Note that PEP 459 currently proposes preserving this capability as "python.commands.prebuilt", so I personally consider it reasonable as a way of packaging arbitrary executables and non-entry-point based scripts.
Existing code tends to try to rewrite shebang lines on scripts. And maybe on Unix add the executable bit. The wheel spec (installing a wheel, the "Spread" step, item c) actually requires that script rewriting is done, so in theory that makes the scripts subdirectory in a wheel unsuitable. In practice of course, DLLs will be fine as they don't start with #!python.

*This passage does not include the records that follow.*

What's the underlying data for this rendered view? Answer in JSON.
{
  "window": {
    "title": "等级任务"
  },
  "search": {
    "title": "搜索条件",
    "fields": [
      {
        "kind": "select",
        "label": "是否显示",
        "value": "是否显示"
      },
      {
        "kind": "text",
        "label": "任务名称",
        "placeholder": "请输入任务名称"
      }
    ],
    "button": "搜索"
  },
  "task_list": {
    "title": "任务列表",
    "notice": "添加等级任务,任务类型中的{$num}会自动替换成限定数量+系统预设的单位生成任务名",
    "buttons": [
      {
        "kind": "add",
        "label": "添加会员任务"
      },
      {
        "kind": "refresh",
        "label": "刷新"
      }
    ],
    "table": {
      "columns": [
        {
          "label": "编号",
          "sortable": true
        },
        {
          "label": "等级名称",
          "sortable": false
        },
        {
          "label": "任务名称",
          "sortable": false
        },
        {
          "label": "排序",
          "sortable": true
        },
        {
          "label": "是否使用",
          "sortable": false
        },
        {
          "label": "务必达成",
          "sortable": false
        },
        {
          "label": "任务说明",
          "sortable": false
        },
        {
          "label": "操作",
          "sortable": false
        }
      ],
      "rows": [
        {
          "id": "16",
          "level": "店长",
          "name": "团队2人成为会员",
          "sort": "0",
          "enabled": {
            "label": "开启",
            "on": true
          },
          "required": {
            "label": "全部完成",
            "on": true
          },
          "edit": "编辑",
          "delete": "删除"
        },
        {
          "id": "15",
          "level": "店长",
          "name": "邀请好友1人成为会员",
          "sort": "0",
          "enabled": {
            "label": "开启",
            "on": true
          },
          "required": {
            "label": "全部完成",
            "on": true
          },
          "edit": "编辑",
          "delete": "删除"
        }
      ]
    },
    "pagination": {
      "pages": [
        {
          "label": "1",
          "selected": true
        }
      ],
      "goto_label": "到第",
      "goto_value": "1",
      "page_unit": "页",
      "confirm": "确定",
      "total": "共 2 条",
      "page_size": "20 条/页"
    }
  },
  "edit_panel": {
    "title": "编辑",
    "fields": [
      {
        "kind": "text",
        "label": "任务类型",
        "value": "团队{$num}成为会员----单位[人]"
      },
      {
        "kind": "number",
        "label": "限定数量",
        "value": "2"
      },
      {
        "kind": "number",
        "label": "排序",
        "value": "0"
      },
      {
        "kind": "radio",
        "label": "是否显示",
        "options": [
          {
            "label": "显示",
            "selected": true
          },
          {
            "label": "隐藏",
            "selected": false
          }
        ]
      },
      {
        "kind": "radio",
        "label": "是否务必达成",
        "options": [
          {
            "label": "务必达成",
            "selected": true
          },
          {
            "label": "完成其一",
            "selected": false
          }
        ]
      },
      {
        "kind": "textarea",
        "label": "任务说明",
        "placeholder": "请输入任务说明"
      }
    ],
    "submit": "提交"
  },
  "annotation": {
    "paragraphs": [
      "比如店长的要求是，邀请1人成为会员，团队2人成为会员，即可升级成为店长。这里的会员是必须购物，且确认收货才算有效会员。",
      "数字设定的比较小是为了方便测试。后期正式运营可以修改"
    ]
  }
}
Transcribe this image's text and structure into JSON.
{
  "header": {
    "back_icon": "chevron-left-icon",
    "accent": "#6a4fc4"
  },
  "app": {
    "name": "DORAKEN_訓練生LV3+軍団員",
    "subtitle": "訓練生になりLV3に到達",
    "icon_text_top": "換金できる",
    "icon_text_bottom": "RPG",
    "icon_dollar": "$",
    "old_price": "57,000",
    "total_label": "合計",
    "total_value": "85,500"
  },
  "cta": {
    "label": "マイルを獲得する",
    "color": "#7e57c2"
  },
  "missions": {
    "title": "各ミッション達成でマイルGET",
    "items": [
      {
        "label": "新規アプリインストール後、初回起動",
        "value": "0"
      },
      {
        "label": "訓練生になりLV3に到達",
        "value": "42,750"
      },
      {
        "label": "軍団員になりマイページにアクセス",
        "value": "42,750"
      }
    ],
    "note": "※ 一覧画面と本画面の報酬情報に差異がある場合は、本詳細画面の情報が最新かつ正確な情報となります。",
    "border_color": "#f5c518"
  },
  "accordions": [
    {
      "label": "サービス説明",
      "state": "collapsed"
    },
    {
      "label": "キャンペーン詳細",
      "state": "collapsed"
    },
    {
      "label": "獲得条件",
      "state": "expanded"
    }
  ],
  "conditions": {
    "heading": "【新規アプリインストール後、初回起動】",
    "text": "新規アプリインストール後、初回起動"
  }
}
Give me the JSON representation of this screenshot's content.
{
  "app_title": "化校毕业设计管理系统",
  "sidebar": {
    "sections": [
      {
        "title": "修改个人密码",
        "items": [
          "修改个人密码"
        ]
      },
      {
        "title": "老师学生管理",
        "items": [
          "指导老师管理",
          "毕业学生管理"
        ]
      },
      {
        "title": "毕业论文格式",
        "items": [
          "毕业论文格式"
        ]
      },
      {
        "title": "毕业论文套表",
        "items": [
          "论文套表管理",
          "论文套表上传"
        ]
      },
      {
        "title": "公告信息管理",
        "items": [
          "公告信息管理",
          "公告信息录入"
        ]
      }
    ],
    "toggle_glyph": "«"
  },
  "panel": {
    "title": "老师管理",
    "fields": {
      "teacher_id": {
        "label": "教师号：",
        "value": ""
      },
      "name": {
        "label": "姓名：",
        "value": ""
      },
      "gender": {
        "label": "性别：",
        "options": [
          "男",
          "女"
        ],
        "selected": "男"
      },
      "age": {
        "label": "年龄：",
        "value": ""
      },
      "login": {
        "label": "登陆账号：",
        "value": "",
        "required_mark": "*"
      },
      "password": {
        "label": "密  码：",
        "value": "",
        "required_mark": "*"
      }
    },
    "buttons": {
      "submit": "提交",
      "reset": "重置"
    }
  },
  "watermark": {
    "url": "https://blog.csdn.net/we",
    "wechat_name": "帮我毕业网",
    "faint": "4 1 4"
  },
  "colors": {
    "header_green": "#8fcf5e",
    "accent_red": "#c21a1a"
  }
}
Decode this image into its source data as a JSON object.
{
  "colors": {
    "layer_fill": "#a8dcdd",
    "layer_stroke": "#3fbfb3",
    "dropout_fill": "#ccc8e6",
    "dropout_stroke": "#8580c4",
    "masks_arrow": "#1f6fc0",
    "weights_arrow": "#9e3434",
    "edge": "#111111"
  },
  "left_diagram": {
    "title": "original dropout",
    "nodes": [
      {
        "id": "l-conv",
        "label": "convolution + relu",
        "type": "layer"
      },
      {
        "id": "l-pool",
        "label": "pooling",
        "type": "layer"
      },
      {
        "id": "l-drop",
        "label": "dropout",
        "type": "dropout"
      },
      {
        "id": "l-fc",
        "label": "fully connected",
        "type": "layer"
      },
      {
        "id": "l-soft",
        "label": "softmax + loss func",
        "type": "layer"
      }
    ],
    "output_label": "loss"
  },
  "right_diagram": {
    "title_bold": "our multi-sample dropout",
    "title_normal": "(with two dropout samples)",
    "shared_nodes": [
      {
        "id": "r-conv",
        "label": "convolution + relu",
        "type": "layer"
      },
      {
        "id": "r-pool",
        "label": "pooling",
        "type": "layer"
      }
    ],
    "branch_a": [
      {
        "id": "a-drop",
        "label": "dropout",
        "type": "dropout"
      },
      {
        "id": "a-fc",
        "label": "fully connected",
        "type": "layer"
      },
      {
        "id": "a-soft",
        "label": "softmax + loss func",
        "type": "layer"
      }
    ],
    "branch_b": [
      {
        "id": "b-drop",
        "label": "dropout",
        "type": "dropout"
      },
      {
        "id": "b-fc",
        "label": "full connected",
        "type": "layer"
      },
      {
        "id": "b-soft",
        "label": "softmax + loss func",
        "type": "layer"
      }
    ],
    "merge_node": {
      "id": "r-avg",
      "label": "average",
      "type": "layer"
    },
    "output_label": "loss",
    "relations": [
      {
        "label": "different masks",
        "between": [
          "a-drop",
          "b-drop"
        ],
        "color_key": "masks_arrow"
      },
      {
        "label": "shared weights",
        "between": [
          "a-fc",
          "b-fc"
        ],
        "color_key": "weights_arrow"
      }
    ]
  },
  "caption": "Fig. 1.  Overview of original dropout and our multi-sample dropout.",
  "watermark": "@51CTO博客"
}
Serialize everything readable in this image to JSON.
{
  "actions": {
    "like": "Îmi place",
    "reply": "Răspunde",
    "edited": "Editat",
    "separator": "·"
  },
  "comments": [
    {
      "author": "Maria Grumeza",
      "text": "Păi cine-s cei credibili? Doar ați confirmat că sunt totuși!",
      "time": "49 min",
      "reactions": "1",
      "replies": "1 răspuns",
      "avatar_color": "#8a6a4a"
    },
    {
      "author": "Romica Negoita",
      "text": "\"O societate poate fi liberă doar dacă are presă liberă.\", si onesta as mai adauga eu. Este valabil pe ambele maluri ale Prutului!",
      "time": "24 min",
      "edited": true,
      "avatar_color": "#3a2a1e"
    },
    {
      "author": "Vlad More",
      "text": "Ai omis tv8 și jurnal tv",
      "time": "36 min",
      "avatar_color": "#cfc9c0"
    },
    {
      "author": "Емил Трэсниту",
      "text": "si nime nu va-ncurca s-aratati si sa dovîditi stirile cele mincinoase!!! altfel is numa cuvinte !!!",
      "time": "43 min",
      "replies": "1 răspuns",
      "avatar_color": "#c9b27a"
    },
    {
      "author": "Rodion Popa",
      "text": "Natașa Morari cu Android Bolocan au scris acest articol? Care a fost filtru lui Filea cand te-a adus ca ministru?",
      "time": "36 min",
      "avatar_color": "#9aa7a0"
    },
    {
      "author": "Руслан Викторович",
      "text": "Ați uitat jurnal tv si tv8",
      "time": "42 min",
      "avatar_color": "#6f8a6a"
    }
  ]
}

The "python.commands.prebuilt" spec doesn't say whether #! rewrites are done. If they are, they have the same issue as scripts. If they aren't, the current wheel spec doesn't offer an appropriate area to put them.
Basically, it needs a wheel spec update to have an area which holds files that are copied unchanged to the destination Scripts folder.
But this is entirely standards-style nitpicking. The existing scripts support is fine for DLLs, and will work as expected for every practical purpose. That's why I called it a "hack" - it works, but it's unofficial.